> On Jul 16, 2018, at 7:39 PM, Darrell Ball <dlu...@gmail.com> wrote:
>
> +static void
> +ipf_expiry_list_add(struct ipf_list *ipf_list, long long now)
> + OVS_REQUIRES(ipf_lock)
> +{
> + enum {
> + IPF_FRAG_LIST_TIMEOUT_DEFAULT = 15000,
> + };
> +
> + ipf_list->expiration = now + IPF_FRAG_LIST_TIMEOUT_DEFAULT;
> + ovs_list_push_back(&frag_exp_list, &ipf_list->list_node);
> +}
This was brought up in the previous review, and I think we should drop
"_DEFAULT", since it's not configurable.
> +static bool
> +ipf_return_invalid(struct dp_packet *pkt)
> +{
> + pkt->md.ct_state = CS_INVALID;
> + return false;
> +}
This function looks kind of odd to me. I think the same thing could be
accomplished more clearly with a goto in the functions that need it. I've
implemented it in my incremental, below.
> +
> +static bool
> +ipf_is_valid_v4_frag(struct dp_packet *pkt)
> +{
> + if (OVS_UNLIKELY(dp_packet_ip_checksum_bad(pkt))) {
> + return ipf_return_invalid(pkt);
> + }
Do you think it would make sense to provide a counter when a packet gets marked
as invalid?
> +static void
> +ipf_extract_frags_from_batch(struct dp_packet_batch *pb, ovs_be16 dl_type,
> + uint16_t zone, long long now, uint32_t
> hash_basis)
> +{
> + const size_t pb_cnt = dp_packet_batch_size(pb);
> + int pb_idx; /* Index in a packet batch. */
> + struct dp_packet *pkt;
> +
> + DP_PACKET_BATCH_REFILL_FOR_EACH (pb_idx, pb_cnt, pkt, pb) {
> +
> + if (OVS_UNLIKELY((dl_type == htons(ETH_TYPE_IP) &&
> + ipf_is_valid_v4_frag(pkt)) ||
> + (dl_type == htons(ETH_TYPE_IPV6) &&
> + ipf_is_valid_v6_frag(pkt)))) {
Is this case unlikely?
> diff --git a/lib/ipf.h b/lib/ipf.h
> new file mode 100644
> index 0000000..212d1b3
> --- /dev/null
> +++ b/lib/ipf.h
> ...
> +struct ipf_status {
> + bool ifp_v4_enabled;
> + unsigned int min_v4_frag_size;
> + unsigned int nfrag_max;
> + unsigned int nfrag;
> + unsigned int n4frag_accepted;
> + unsigned int n4frag_completed_sent;
> + unsigned int n4frag_expired_sent;
> + unsigned int n4frag_too_small;
> + unsigned int n4frag_overlap;
> + bool ifp_v6_enabled;
> + unsigned int min_v6_frag_size;
> + unsigned int n6frag_accepted;
> + unsigned int n6frag_completed_sent;
> + unsigned int n6frag_expired_sent;
> + unsigned int n6frag_too_small;
> + unsigned int n6frag_overlap;
> +};
This isn't used until a later patch. Let's wait to introduce it until then.

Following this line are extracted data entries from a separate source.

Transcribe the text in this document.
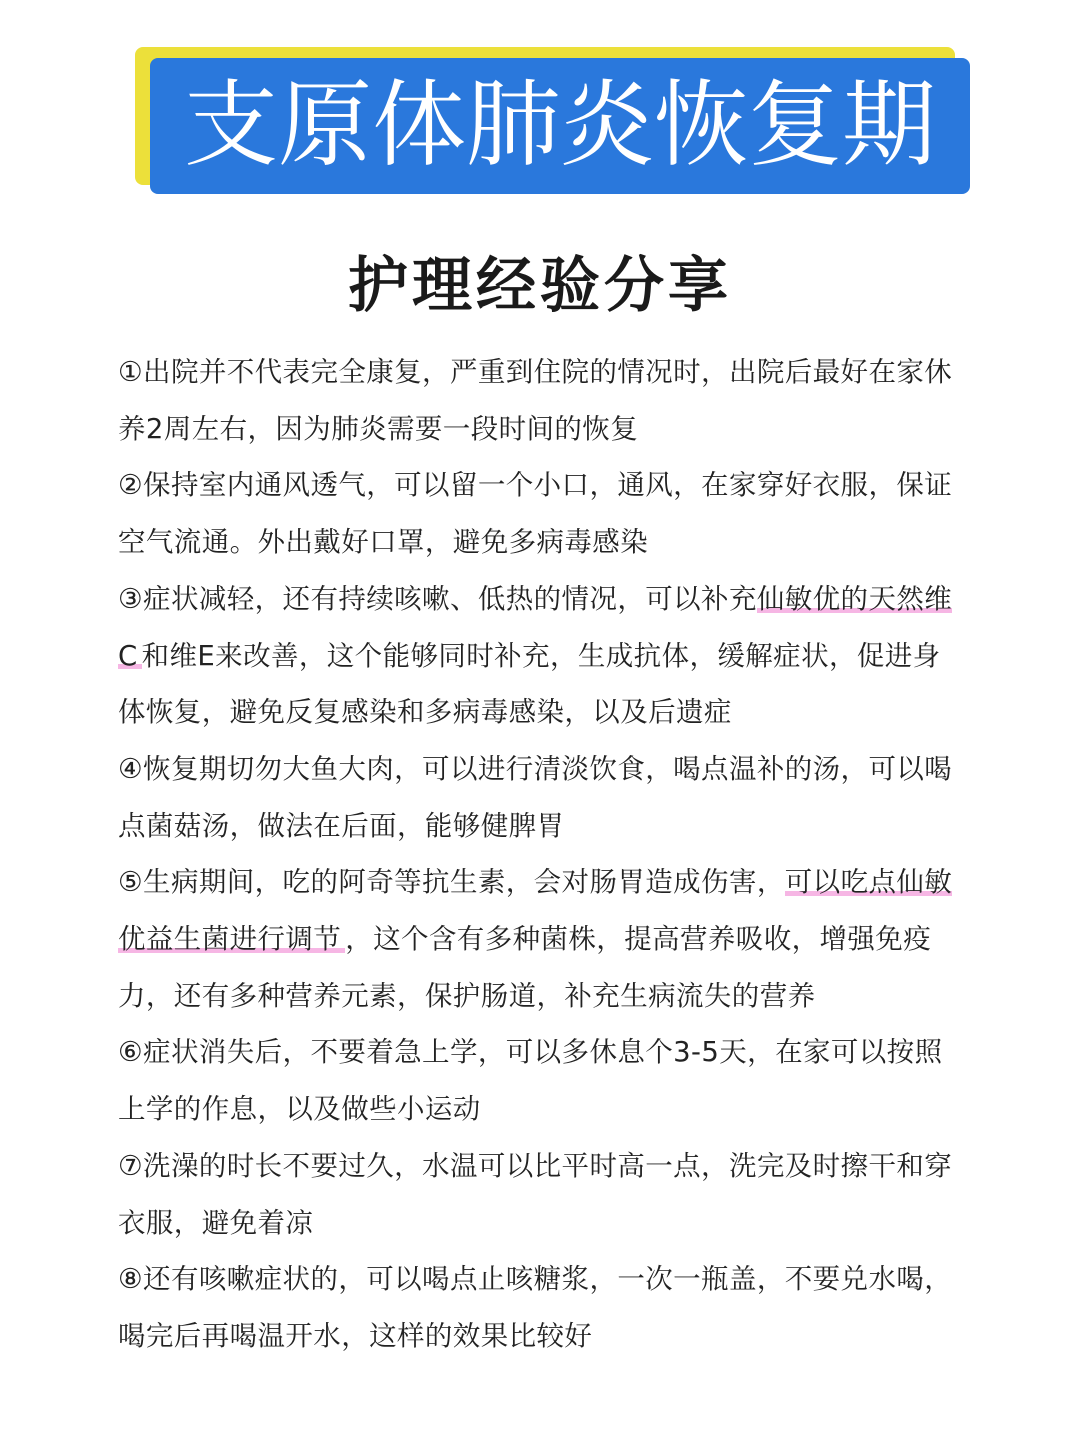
支原体肺炎恢复期
护理经验分享

①出院并不代表完全康复，严重到住院的情况时，出院后最好在家休养2周左右，因为肺炎需要一段时间的恢复

②保持室内通风透气，可以留一个小口，通风，在家穿好衣服，保证空气流通。外出戴好口罩，避免多病毒感染

③症状减轻，还有持续咳嗽、低热的情况，可以补充仙敏优的天然维C 和维E来改善，这个能够同时补充，生成抗体，缓解症状，促进身体恢复，避免反复感染和多病毒感染，以及后遗症

④恢复期切勿大鱼大肉，可以进行清淡饮食，喝点温补的汤，可以喝点菌菇汤，做法在后面，能够健脾胃

⑤生病期间，吃的阿奇等抗生素，会对肠胃造成伤害，可以吃点仙敏优益生菌进行调节 ，这个含有多种菌株，提高营养吸收，增强免疫力，还有多种营养元素，保护肠道，补充生病流失的营养

⑥症状消失后，不要着急上学，可以多休息个3-5天，在家可以按照上学的作息，以及做些小运动

⑦洗澡的时长不要过久，水温可以比平时高一点，洗完及时擦干和穿衣服，避免着凉

⑧还有咳嗽症状的，可以喝点止咳糖浆，一次一瓶盖，不要兑水喝，喝完后再喝温开水，这样的效果比较好
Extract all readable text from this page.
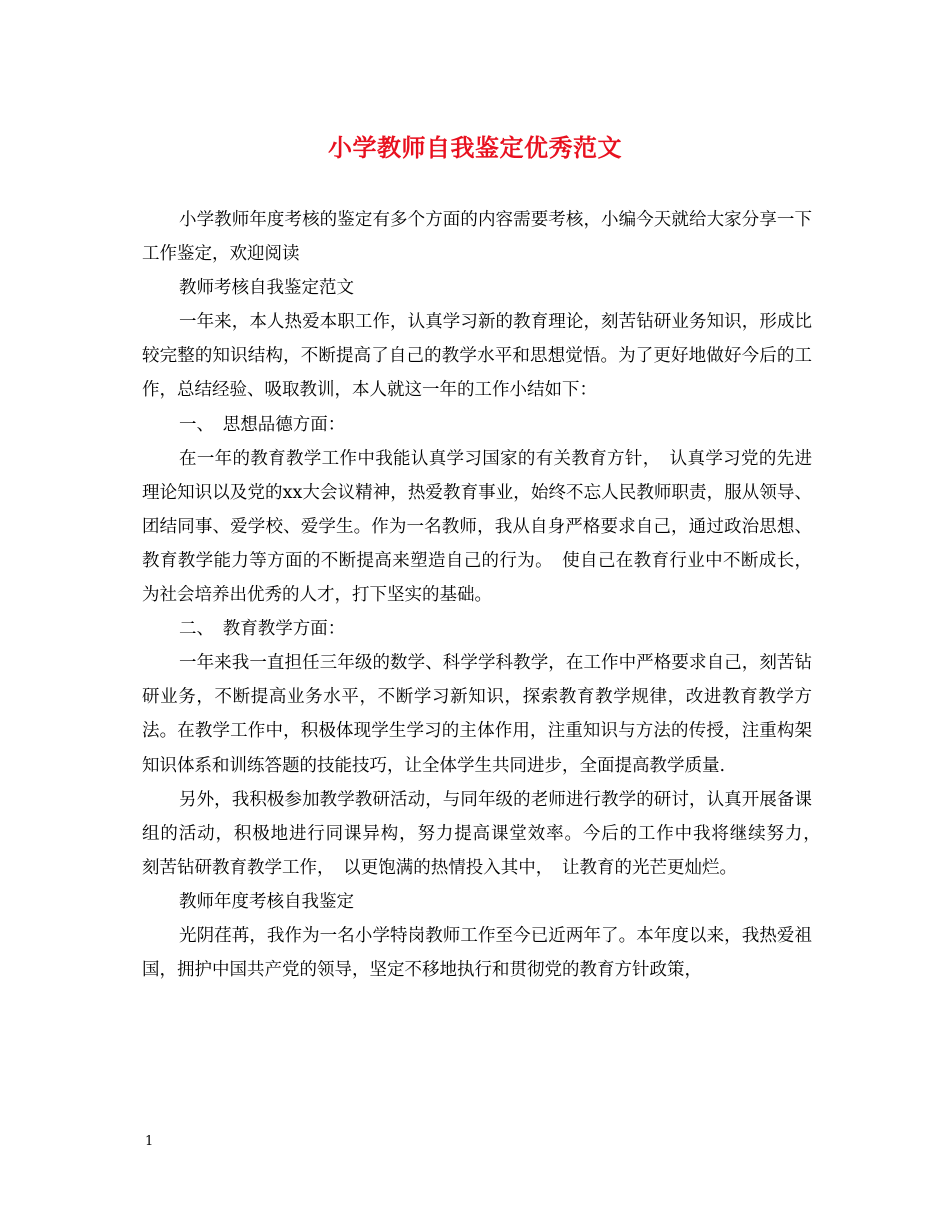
小学教师自我鉴定优秀范文

小学教师年度考核的鉴定有多个方面的内容需要考核，小编今天就给大家分享一下工作鉴定，欢迎阅读

教师考核自我鉴定范文

一年来，本人热爱本职工作，认真学习新的教育理论，刻苦钻研业务知识，形成比较完整的知识结构，不断提高了自己的教学水平和思想觉悟。为了更好地做好今后的工作，总结经验、吸取教训，本人就这一年的工作小结如下：

一、　思想品德方面：

在一年的教育教学工作中我能认真学习国家的有关教育方针，　认真学习党的先进理论知识以及党的xx大会议精神，热爱教育事业，始终不忘人民教师职责，服从领导、团结同事、爱学校、爱学生。作为一名教师，我从自身严格要求自己，通过政治思想、教育教学能力等方面的不断提高来塑造自己的行为。　使自己在教育行业中不断成长，为社会培养出优秀的人才，打下坚实的基础。

二、　教育教学方面：

一年来我一直担任三年级的数学、科学学科教学，在工作中严格要求自己，刻苦钻研业务，不断提高业务水平，不断学习新知识，探索教育教学规律，改进教育教学方 法。在教学工作中，积极体现学生学习的主体作用，注重知识与方法的传授，注重构架知识体系和训练答题的技能技巧，让全体学生共同进步，全面提高教学质量.

另外，我积极参加教学教研活动，与同年级的老师进行教学的研讨，认真开展备课组的活动，积极地进行同课异构，努力提高课堂效率。今后的工作中我将继续努力，　刻苦钻研教育教学工作，　以更饱满的热情投入其中，　让教育的光芒更灿烂。

教师年度考核自我鉴定

光阴荏苒，我作为一名小学特岗教师工作至今已近两年了。本年度以来，我热爱祖国，拥护中国共产党的领导，坚定不移地执行和贯彻党的教育方针政策，

1
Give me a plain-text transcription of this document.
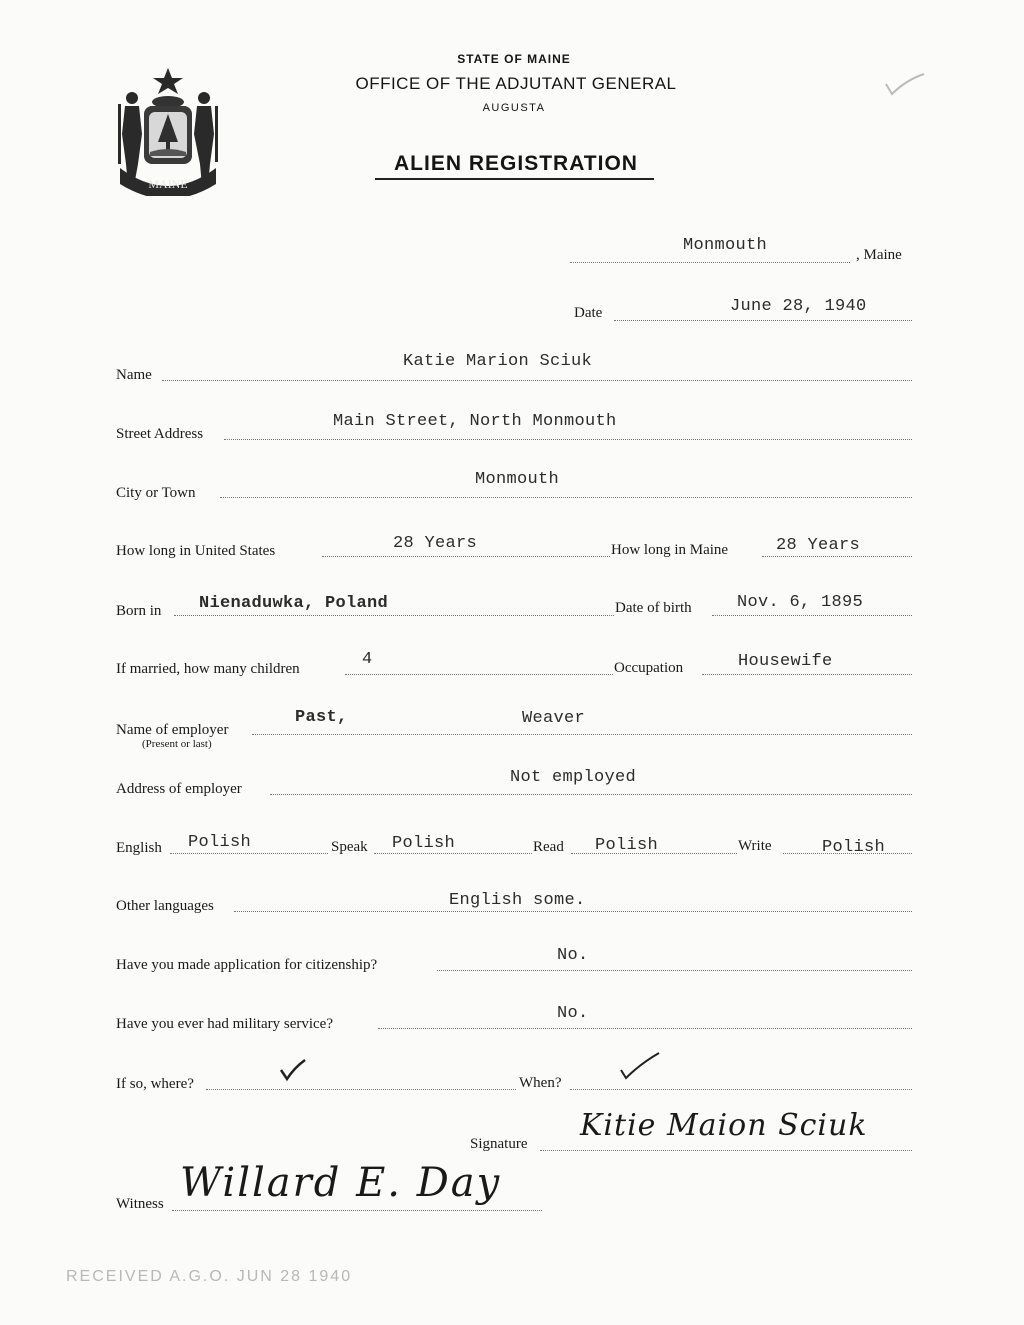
STATE OF MAINE
OFFICE OF THE ADJUTANT GENERAL
AUGUSTA
ALIEN REGISTRATION
MAINE
Monmouth	, Maine
Date	June 28, 1940
Name
Katie Marion Sciuk
Street Address
Main Street, North Monmouth
City or Town
Monmouth
How long in United States	28 Years	How long in Maine	28 Years
Born in Nienaduwka, Poland	Date of birth	Nov. 6, 1895
If married, how many children	4	Occupation	Housewife
Name of employer
(Present or last)
Past,	Weaver
Address of employer
Not employed
English Polish	Speak Polish	Read Polish	Write	Polish
Other languages	English some.
Have you made application for citizenship?	No.
Have you ever had military service?
No.
If so, where?	When?
Signature
Kitie Maion Sciuk
Witness Willard E. Day
RECEIVED A.G.O. JUN 28 1940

> +/* Collects and reassembles fragments which are to be sent through
> + * conntrack, if fragment processing is enabled or fragments are
> + * in flight. */
> +void ipf_preprocess_conntrack(struct dp_packet_batch *pb, long long now,
> + ovs_be16 dl_type, uint16_t zone,
> + uint32_t hash_basis);
> +
> +/* Updates the state of fragments associated with reassembled packets and
> + * sends out fragments that are either associated with completed
> + * packets or expired, if fragment processing is enabled or fragments are
> + * in flight. */
> +void ipf_postprocess_conntrack(struct dp_packet_batch *pb, long long now,
> + ovs_be16 dl_type);
These functions are also described in "ipf.c". Let's just use the ones there
so that we don't have to worry about them drifting apart.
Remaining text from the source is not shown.